What it is
The math coprocessor turns the FPGA's hardware DSP blocks into a peripheral the CPU drives with a few store/load instructions. The 6502 has no multiply instruction — in software a fixed-point product costs roughly 250 cycles. A signed multiply here maps to a single hardware DSP and completes in one clock.
What it does
The unit continuously multiplies whatever is latched in operand registers A and B, and provides
both the full 64-bit product and an arithmetic-right-shifted result. The shift is selectable via a
register (0…63), so the same unit serves any Q-format — SHIFT = 24 gives
8.24, SHIFT = 12 gives 4.12.
Why it matters
| Software (4.12) | Coprocessor (8.24) | |
|---|---|---|
| Per multiply | ~250 cycles | ~12–20 cycles |
| Sign handling | manual in 6502 | in hardware |
| Normalization | 4× lsr/ror chain | free (hardware) |
| Precision | 12 fractional bits | 24 fractional bits |
| Mandelbrot 320×200 | ~5–8 min | ~10 s |
Registers ($88B0)
| Address | Write | Read |
|---|---|---|
| $88B0–$88B3 | operand A (4 bytes, LE) | raw product, bytes 0–3 |
| $88B4–$88B7 | operand B (4 bytes, LE) | raw product, bytes 4–7 |
| $88B8–$88BB | — | result (A·B) >> SHIFT (4 bytes) |
| $88BC | SHIFT (0…63) | SHIFT |
All values are little-endian — matching how the 6502 stores multi-byte words.

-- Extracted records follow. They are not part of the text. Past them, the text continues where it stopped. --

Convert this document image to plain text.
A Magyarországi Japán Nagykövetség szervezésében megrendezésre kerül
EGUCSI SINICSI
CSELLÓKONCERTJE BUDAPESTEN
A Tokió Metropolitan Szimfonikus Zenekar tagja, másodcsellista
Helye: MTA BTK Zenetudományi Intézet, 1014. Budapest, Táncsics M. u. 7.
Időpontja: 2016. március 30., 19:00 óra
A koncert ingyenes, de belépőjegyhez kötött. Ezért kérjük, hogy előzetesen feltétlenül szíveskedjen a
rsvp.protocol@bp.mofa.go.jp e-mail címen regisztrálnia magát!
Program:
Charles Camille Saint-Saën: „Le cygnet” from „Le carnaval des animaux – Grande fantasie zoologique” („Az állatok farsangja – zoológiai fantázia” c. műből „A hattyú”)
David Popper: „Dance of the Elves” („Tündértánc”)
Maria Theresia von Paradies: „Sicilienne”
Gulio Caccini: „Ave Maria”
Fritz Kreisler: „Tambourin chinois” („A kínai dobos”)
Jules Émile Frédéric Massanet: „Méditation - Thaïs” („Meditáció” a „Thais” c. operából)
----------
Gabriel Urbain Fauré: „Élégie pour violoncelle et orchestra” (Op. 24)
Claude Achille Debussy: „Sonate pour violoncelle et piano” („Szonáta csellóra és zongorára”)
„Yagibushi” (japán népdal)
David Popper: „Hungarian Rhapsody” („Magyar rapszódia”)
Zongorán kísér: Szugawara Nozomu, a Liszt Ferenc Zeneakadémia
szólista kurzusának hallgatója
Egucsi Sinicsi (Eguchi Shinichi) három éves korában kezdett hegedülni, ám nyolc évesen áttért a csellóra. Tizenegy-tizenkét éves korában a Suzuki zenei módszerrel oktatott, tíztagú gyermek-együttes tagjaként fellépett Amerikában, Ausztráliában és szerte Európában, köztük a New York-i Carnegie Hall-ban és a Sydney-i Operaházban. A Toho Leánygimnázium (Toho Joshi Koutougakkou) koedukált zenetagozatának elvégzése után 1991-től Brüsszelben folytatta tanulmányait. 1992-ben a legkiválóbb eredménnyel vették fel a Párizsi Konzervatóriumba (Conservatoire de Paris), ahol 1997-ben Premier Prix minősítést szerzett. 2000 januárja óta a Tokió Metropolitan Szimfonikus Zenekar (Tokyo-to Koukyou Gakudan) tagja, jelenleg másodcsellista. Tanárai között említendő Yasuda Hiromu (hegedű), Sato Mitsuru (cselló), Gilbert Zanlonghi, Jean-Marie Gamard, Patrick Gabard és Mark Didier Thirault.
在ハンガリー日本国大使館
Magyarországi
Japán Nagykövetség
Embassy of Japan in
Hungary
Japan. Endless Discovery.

There is no "start" strobe: the result tracks the operands two clocks later, and because the 6502 needs several cycles before the next read, no wait states are required.
Using it from the 6502
MUL = $88B0 MUL_A = MUL+0 ; operand A (4 bytes) MUL_B = MUL+4 ; operand B (4 bytes) MUL_RES = MUL+8 ; result (4 bytes) lda #24 ; once: select 8.24 sta MUL+12 ; write A, write B, read result ...
The self-test copro_selftest.s computes 2.0 × 3.0,
checks for $06000000 and fills the screen green on success, red on failure.